Friday, July 9, 2010
There Were Four in the Bed…
At the risk of being controversial, I am going to admit: I’m a co-sleeping mom. Neither of my boys were the kind of infants that you just swaddle up and lay in the bassinet to drift off to sleep. In fact, I would be inclined to consider that type of baby a complete myth if my mom didn’t tell me my brother was that way. I tried to climb out of bed for each feeding, but found myself asleep in the rocking chair. Daddy tried rocking, walking, and soothing so maybe they’d learn to fall asleep without me, but mostly they screamed. I tried lovies, music, fans, and routines. Then I gave in and did what felt right in the first place, I tossed the blankets and pillows, snuggled my baby up to my breast, and slept. There was a time when I wondered if B would ever sleep on his own, but at just over a year, he transitioned with minimal effort. That fact convinced me that I wasn’t making an enormous mistake by allowing T (and myself) the same comfortable sleep scenario. We aren’t a co-sleeping family, at least not regularly. We’ve made exceptions for vacations and the occasional bad dream, but B normally sleeps best in his own room. Sometimes Daddy nods off when he’s putting B to bed, and spends an hour or so there. Sometimes he’s with me and T. Sometimes he’s in the extra bed on his own. It works for us. I’ve expressed concern that my husband might feel “kicked-out” of our bed, but he assures me that he’s happy seeing the boys sleep comfortably and admits he’d be enjoying the same arrangement if the roles were reversed.

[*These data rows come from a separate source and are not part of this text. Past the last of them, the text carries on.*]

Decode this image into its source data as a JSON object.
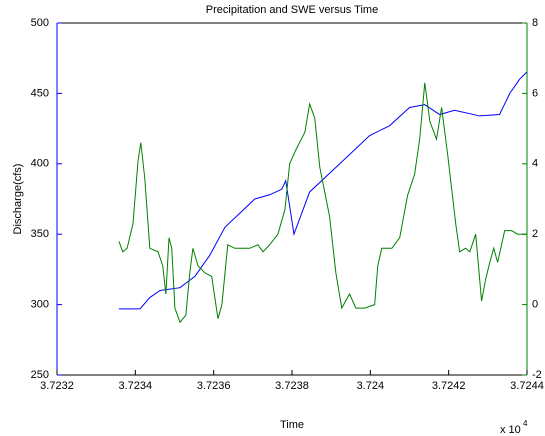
{
  "chart_data": {
    "type": "line",
    "title": "Precipitation and SWE versus Time",
    "xlabel": "Time",
    "ylabel": "Discharge(cfs)",
    "x_multiplier": "x 10",
    "x_exponent": "4",
    "xlim": [
      3.7232,
      3.7244
    ],
    "xticks": [
      3.7232,
      3.7234,
      3.7236,
      3.7238,
      3.724,
      3.7242,
      3.7244
    ],
    "ylim": [
      250,
      500
    ],
    "yticks": [
      250,
      300,
      350,
      400,
      450,
      500
    ],
    "y2lim": [
      -2,
      8
    ],
    "y2ticks": [
      -2,
      0,
      2,
      4,
      6,
      8
    ],
    "ycolor": "#0000ff",
    "y2color": "#008000",
    "series": [
      {
        "color": "#0000ff",
        "x": [
          3.723358,
          3.723412,
          3.723437,
          3.723463,
          3.723514,
          3.723552,
          3.72359,
          3.723629,
          3.723667,
          3.723705,
          3.723743,
          3.723774,
          3.723784,
          3.723805,
          3.723845,
          3.723922,
          3.723998,
          3.724049,
          3.7241,
          3.724139,
          3.724177,
          3.724215,
          3.724279,
          3.72433,
          3.724356,
          3.724381,
          3.724399
        ],
        "values": [
          297,
          297,
          305,
          310,
          312,
          320,
          335,
          355,
          365,
          375,
          378,
          382,
          388,
          350,
          380,
          400,
          420,
          427,
          440,
          442,
          435,
          438,
          434,
          435,
          450,
          460,
          465
        ]
      },
      {
        "color": "#008000",
        "axis": "y2",
        "x": [
          3.723358,
          3.723368,
          3.723379,
          3.723394,
          3.723407,
          3.723414,
          3.723424,
          3.723437,
          3.723458,
          3.72347,
          3.723478,
          3.723486,
          3.723493,
          3.723501,
          3.723514,
          3.723529,
          3.723539,
          3.723547,
          3.72356,
          3.723578,
          3.723595,
          3.723611,
          3.723621,
          3.723636,
          3.723654,
          3.723692,
          3.723713,
          3.723726,
          3.723743,
          3.723764,
          3.723782,
          3.723794,
          3.72381,
          3.723833,
          3.723845,
          3.723858,
          3.723871,
          3.723896,
          3.723912,
          3.723927,
          3.723947,
          3.723963,
          3.723986,
          3.724011,
          3.724019,
          3.724029,
          3.724055,
          3.724075,
          3.724095,
          3.724113,
          3.724126,
          3.724139,
          3.724152,
          3.724169,
          3.724182,
          3.724197,
          3.724218,
          3.724228,
          3.724243,
          3.724254,
          3.724269,
          3.724284,
          3.724294,
          3.724305,
          3.724315,
          3.724325,
          3.724343,
          3.724361,
          3.724376,
          3.724399
        ],
        "values": [
          1.8,
          1.5,
          1.6,
          2.3,
          4.1,
          4.6,
          3.6,
          1.6,
          1.5,
          1.1,
          0.3,
          1.9,
          1.6,
          -0.1,
          -0.5,
          -0.3,
          0.9,
          1.6,
          1.1,
          0.9,
          0.8,
          -0.4,
          0,
          1.7,
          1.6,
          1.6,
          1.7,
          1.5,
          1.7,
          2.0,
          2.7,
          4.0,
          4.4,
          4.9,
          5.7,
          5.3,
          3.9,
          2.5,
          0.9,
          -0.1,
          0.3,
          -0.1,
          -0.1,
          0,
          1.1,
          1.6,
          1.6,
          1.9,
          3.1,
          3.7,
          4.7,
          6.3,
          5.2,
          4.7,
          5.6,
          4.3,
          2.3,
          1.5,
          1.6,
          1.5,
          2.0,
          0.1,
          0.7,
          1.2,
          1.6,
          1.2,
          2.1,
          2.1,
          2.0,
          2.0
        ]
      }
    ]
  }
}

Comfortable is a State of Mind
When we came across The Biggest Bed in the World at our library, I had to bring it home for a bedtime story. In it, Lindsay Camp tells the story of a Mommy and Daddy whose bed just keeps getting fuller and fuller as their family grows! At first, Dad feels cozy with his family cuddled together in bed, but as more and more children come along (7 altogether) it gets too crowded. Dad tries several humorous solutions before building the biggest bed in the world. In it, they can all tuck in comfortably; but unfortunately the biggest bed in the world is too big for their house. With the whole family inside, it falls through the floor, slides down a hill and floats them out to sea! When they return home, they go back to a regular size bed and Dad insists that all children sleep in their own beds. But once he is on his own, Dad finds he can’t get comfortable enough to sleep, and realizes that sacrificing a little space is worth the comfort of sharing a cozy sleep with his family.
If you’re trying desperately to convince your little one that their bedroom is the best place to sleep, you might want to hold off reading this book until you’ve finished that battle. However, when we read it with B, we talked about sleeping where you are comfortable, and that worked for him. He’s comfortable where he can stretch out in his bed, and where he has his nightlight and his fish tank to watch. Right now, T is comfortable sleeping with Mommy because he still wakes up to eat at night. B knows that he can come to our bed if he is sick or scared, and we will help make him comfortable; and he loves to come cuddle there in the mornings! I’m going to risk controversy again when I say I think it was a positive emotional experience for B to share our bed until he was ready to sleep on his own. I’d recommend The Biggest Bed in the world to parents who co-sleep with one child, to those who want to explain why the baby is co-sleeping but an older child isn’t, or to those who just want to enjoy the humor, exaggeration, and fun illustrations.
Appropriate for: toddlers, preschoolers, primary grades.